Recent findings in genetic research have suggested that a large number of genetic disorders that were not previously identified in the medical literature as associated, may, in fact, be highly related through the primary cilia. Cilia are small, hair-like appendages attached to the surface of human cells. They act like antennae, sensing and evaluating extracellular signals to coordinate the development and stability of a wide variety of organs. Ciliopathies are a newly emerging group of genetic diseases caused by defects in the function or structure of cellular primary cilia. These diseases present with symptoms such as mental retardation, retinal blindness, obesity, polycystic kidney disease, liver fibrosis, ataxia and some forms of cancer. Thus, BBS is a ciliopathy; a rare, multi-tissue disorder linked to mutations in 14 different proteins. The pleiotropic phenotype is due to dysfunction of basal bodies and cilia [9, 10].
The variable manifestations of BBS were initially described by Bardet and Biedl in the 1920s . Renal dysfunction has been recognized only recently to be a component of the BBS clinical phenotype. Renal malformations in BBS had been reported infrequently, although a high frequency of structural abnormalities were observed post-mortem. In one study, 26 of 57 patients (46%) had renal structural abnormalities. However, only 5% had functional impairment at the time of assessment [7, 11].
Somwanshi reported on four cases (three males, one female) with polydactyly, hypogonadism, retinitis pigmentosa, obesity, and mental retardation; however, renal function was normal in all of these cases . Pal and Bhattacharyya described an 18-year-old woman with pigmentary retinopathy, hypogenitalism, dwarfism, polydactyly, obesity, and mental retardation, but without renal involvement . Cysts in the left kidney were detected in a 30-year-old patient; her renal function, however, was normal . Gupta  reported a 20-year-old woman with renal insufficiency and multiple fractures, possibly related to renal osteodystrophy; her serum creatinine level was 3.0 mg/dL and ultrasonography revealed bilateral hypoplastic kidneys. Rathi described the first case from India with ESRD who was treated with continuous ambulatory peritoneal dialysis . Hooda et al. described the case of a 12-year-old boy diagnosed as having BBS with stage III chronic kidney disease that progressed to ESRD with consistent creatinine of approximately 11 mg/dL and calculated glomerular filtration rate of 5.68 mL/minute. He underwent successful renal transplantation .
The frequency of renal involvement reported in BBS varies. A questionnaire-based evaluation  reported anatomic anomalies, renal insufficiency, and ESRD, with abnormalities including renal cysts, fetal lobulation, scarring, dysplasia, unilateral agenesis, ectopia, vesico-ureteric reflux, and calyceal clubbing or blunting. Renal insufficiency is noted in approximately 5% to 25% of patients with BBS, progressing to ESRD in 4% to 10%. Renal failure is the commonest cause of death in BBS [16–18]. Renal histology has revealed chronic interstitial nephritis, mesangial proliferative glomerulopathy, and ultrastructural changes in the glomerular basement membrane [19, 20]. Most cases of BBS are diagnosed after the first decade of life and diagnosis in early childhood is very rare unless there is a family history [7, 10].

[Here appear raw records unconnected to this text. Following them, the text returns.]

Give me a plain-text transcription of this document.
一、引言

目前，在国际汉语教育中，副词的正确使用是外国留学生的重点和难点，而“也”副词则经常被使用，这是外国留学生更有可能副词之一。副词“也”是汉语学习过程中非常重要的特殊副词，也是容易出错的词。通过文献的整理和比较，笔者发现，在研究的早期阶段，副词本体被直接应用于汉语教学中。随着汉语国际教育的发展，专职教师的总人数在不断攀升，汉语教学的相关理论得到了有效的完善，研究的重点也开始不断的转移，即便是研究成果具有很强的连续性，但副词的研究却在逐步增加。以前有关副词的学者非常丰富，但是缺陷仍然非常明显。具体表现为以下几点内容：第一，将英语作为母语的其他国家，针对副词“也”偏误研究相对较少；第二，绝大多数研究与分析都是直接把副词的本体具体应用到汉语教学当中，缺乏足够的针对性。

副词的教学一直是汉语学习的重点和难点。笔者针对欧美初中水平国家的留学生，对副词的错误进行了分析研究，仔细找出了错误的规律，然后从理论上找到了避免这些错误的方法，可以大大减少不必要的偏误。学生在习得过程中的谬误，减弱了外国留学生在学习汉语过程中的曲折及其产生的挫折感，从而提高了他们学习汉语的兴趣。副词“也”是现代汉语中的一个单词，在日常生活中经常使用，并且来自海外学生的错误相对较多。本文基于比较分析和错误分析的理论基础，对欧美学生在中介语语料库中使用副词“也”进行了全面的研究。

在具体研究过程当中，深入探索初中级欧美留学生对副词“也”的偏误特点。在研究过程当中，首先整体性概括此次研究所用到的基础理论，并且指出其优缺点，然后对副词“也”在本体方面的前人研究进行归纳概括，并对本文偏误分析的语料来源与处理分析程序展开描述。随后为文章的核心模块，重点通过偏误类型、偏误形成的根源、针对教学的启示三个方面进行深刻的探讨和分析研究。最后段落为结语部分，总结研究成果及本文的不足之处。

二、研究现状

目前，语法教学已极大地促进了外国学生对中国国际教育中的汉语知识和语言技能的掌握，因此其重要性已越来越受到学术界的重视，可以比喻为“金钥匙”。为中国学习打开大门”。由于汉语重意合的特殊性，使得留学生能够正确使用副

Our patient's case was particularly interesting in that he presented with ESRD at an earlier age than the most other reported cases. The delay of diagnosis in the context of consanguinity of the parents and the existence of similar cases in the family is surprising, but could be explained by the reluctance of this family to provide sufficient data to the doctors regarding the other affected members. Also, ultrasonography during pregnancy is not compulsory in Romania and this could explain why the patient's kidneys were not assessed before birth. Even after birth, no connection was made between the hexadactily and a possible genetic disorder.

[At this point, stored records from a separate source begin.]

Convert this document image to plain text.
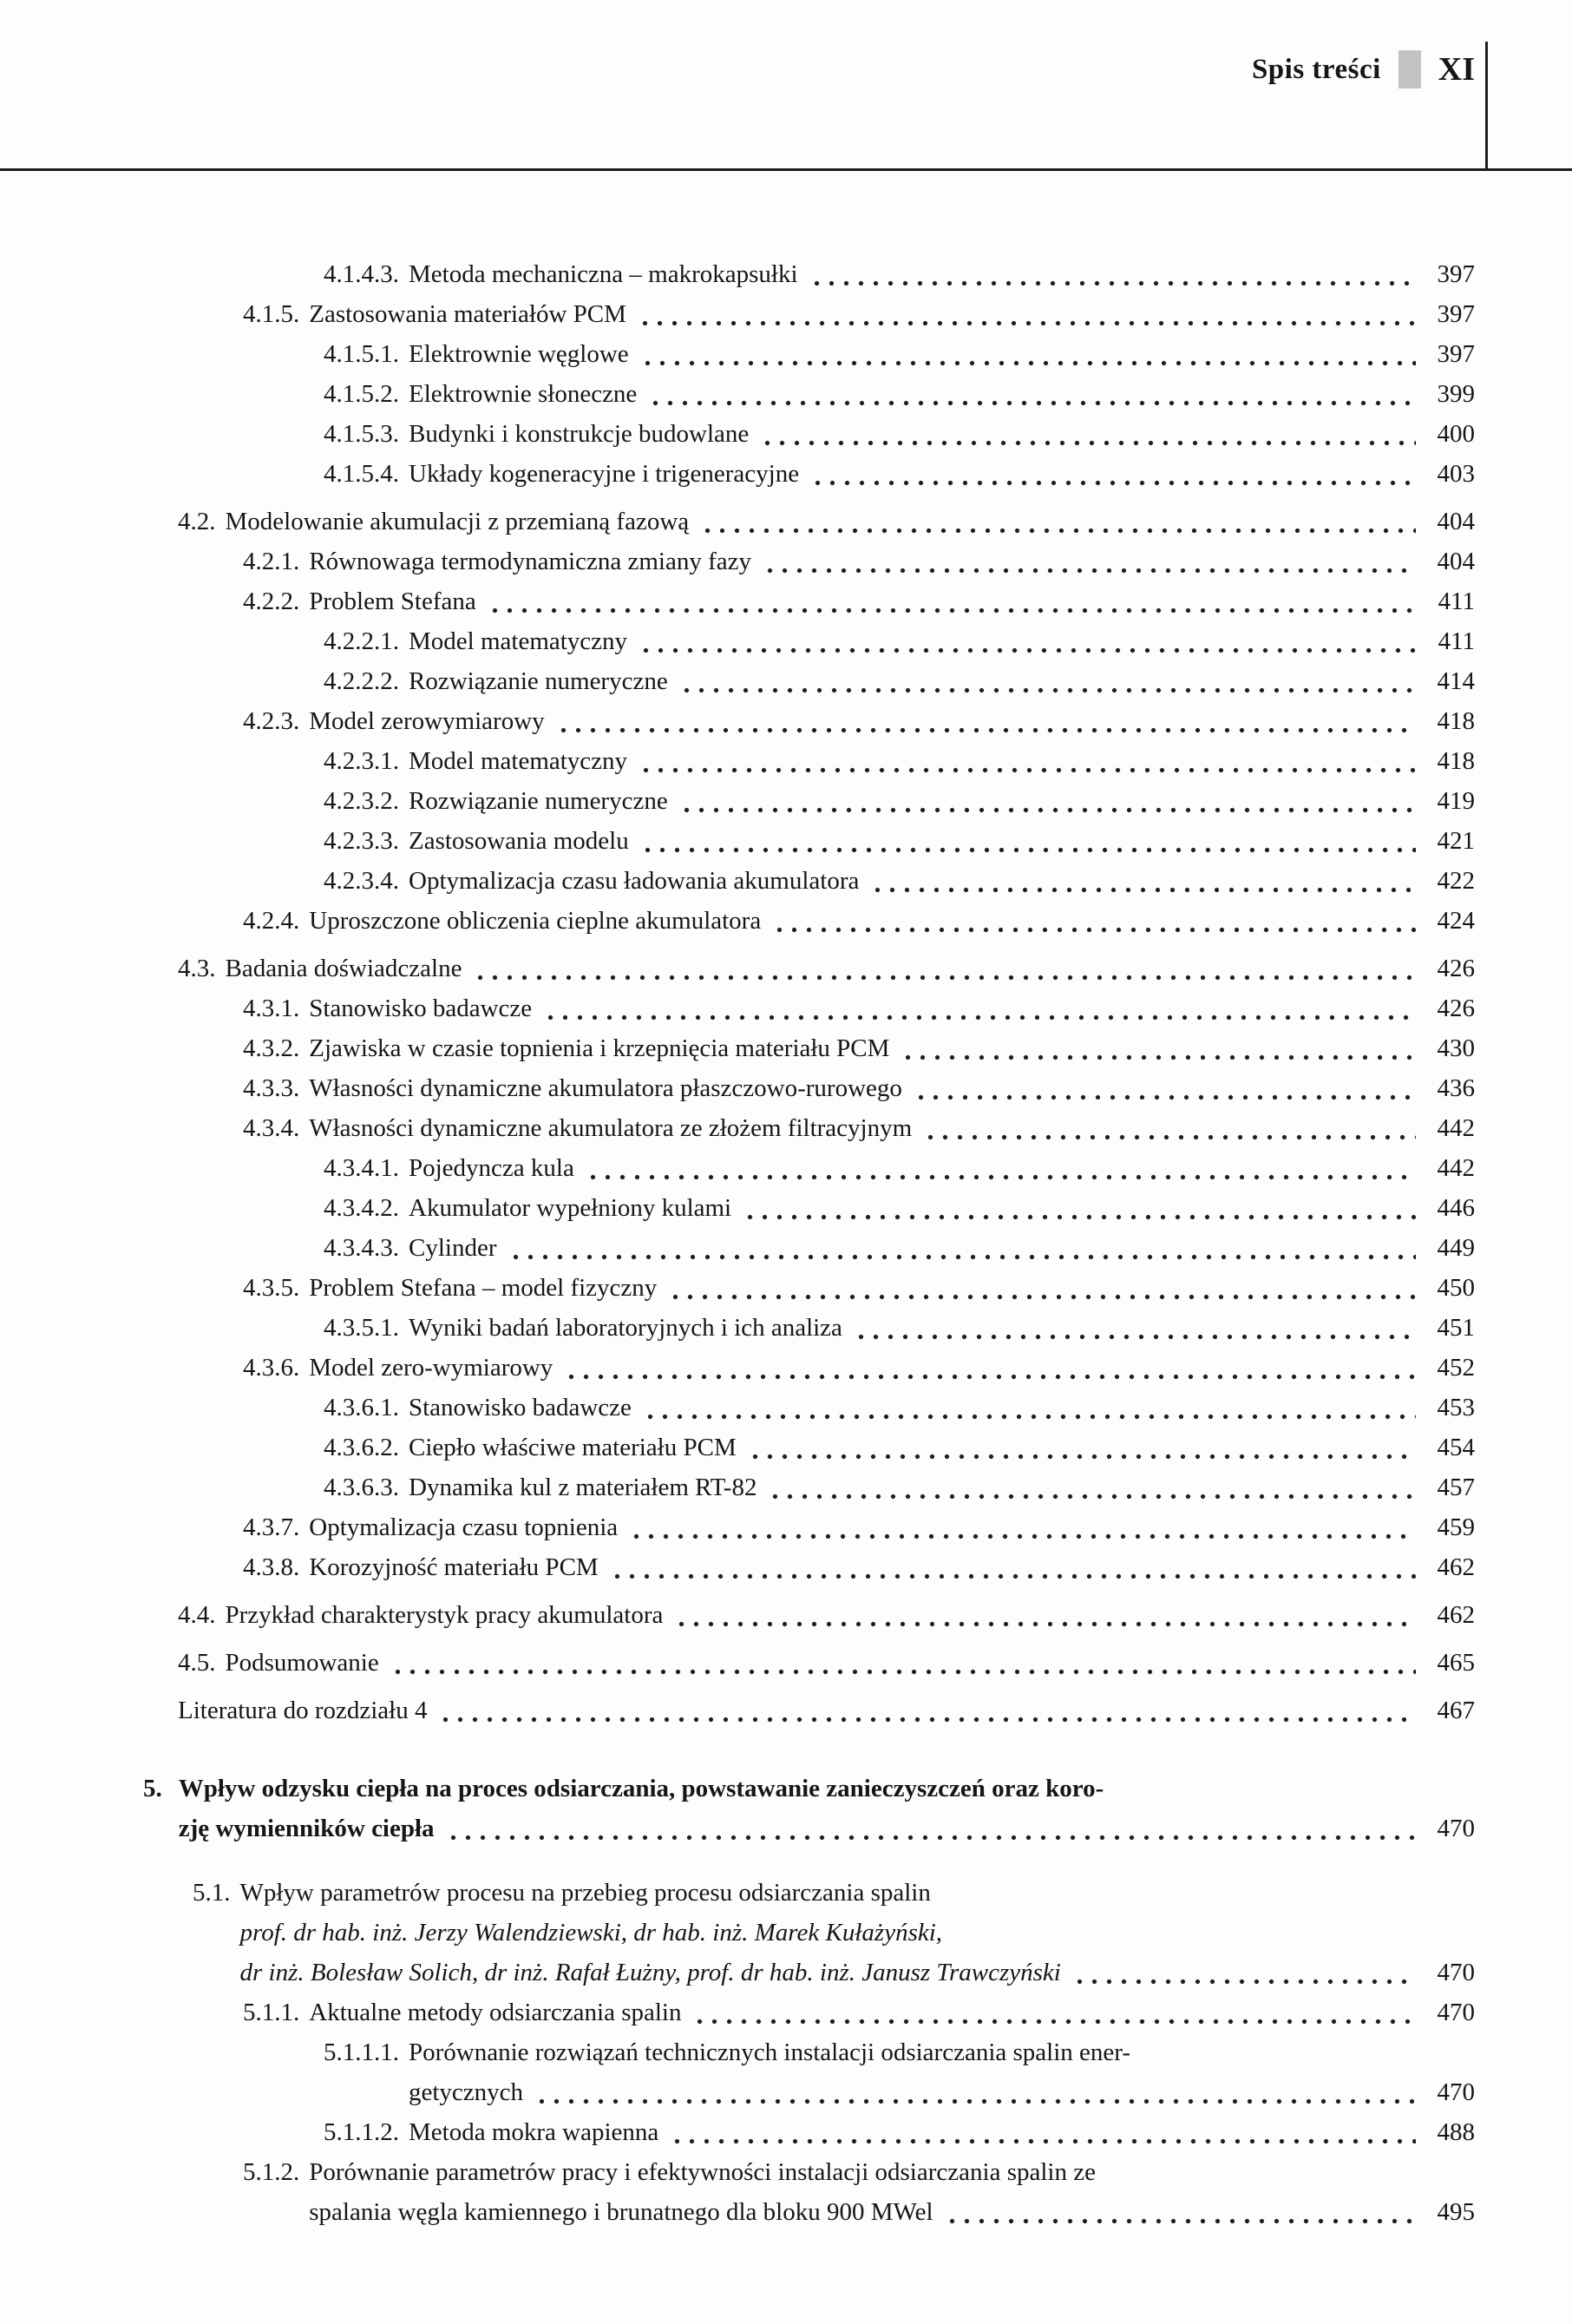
Spis treści XI
4.1.4.3. Metoda mechaniczna – makrokapsułki	397
4.1.5. Zastosowania materiałów PCM	397
4.1.5.1. Elektrownie węglowe	397
4.1.5.2. Elektrownie słoneczne	399
4.1.5.3. Budynki i konstrukcje budowlane	400
4.1.5.4. Układy kogeneracyjne i trigeneracyjne	403
4.2. Modelowanie akumulacji z przemianą fazową	404
4.2.1. Równowaga termodynamiczna zmiany fazy	404
4.2.2. Problem Stefana	411
4.2.2.1. Model matematyczny	411
4.2.2.2. Rozwiązanie numeryczne	414
4.2.3. Model zerowymiarowy	418
4.2.3.1. Model matematyczny	418
4.2.3.2. Rozwiązanie numeryczne	419
4.2.3.3. Zastosowania modelu	421
4.2.3.4. Optymalizacja czasu ładowania akumulatora	422
4.2.4. Uproszczone obliczenia cieplne akumulatora	424
4.3. Badania doświadczalne	426
4.3.1. Stanowisko badawcze	426
4.3.2. Zjawiska w czasie topnienia i krzepnięcia materiału PCM	430
4.3.3. Własności dynamiczne akumulatora płaszczowo-rurowego	436
4.3.4. Własności dynamiczne akumulatora ze złożem filtracyjnym	442
4.3.4.1. Pojedyncza kula	442
4.3.4.2. Akumulator wypełniony kulami	446
4.3.4.3. Cylinder	449
4.3.5. Problem Stefana – model fizyczny	450
4.3.5.1. Wyniki badań laboratoryjnych i ich analiza	451
4.3.6. Model zero-wymiarowy	452
4.3.6.1. Stanowisko badawcze	453
4.3.6.2. Ciepło właściwe materiału PCM	454
4.3.6.3. Dynamika kul z materiałem RT-82	457
4.3.7. Optymalizacja czasu topnienia	459
4.3.8. Korozyjność materiału PCM	462
4.4. Przykład charakterystyk pracy akumulatora	462
4.5. Podsumowanie	465
Literatura do rozdziału 4	467
5. Wpływ odzysku ciepła na proces odsiarczania, powstawanie zanieczyszczeń oraz koro-
zję wymienników ciepła	470
5.1. Wpływ parametrów procesu na przebieg procesu odsiarczania spalin
prof. dr hab. inż. Jerzy Walendziewski, dr hab. inż. Marek Kułażyński,
dr inż. Bolesław Solich, dr inż. Rafał Łużny, prof. dr hab. inż. Janusz Trawczyński	470
5.1.1. Aktualne metody odsiarczania spalin	470
5.1.1.1. Porównanie rozwiązań technicznych instalacji odsiarczania spalin ener-
getycznych	470
5.1.1.2. Metoda mokra wapienna	488
5.1.2. Porównanie parametrów pracy i efektywności instalacji odsiarczania spalin ze
spalania węgla kamiennego i brunatnego dla bloku 900 MWel	495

Although the BBS/ALMS APEX array improves the mutation detection possibilities of first-line mutation screening, it is clear that some mutations that contribute to these diseases remain unknown, mainly in less studied populations. It is essential that future research endeavors determine the prevalent mutations in such populations, followed by inclusion of newly identified mutations on the BBS/ALMS1 APEX chip (or other diagnostic tests), so that appropriate genetic diagnosis, counseling, and understanding of the pathogenesis and outcomes of these diseases can be achieved in all ethnic groups.
The management of renal failure in BBS does not differ from that due to any other cause and all three modalities of long-term renal replacement therapy (RRT), that is, hemodialysis, chronic peritoneal dialysis, and renal transplantation can be offered to these individuals. Nonetheless, it represents a very rare indication for kidney transplantation.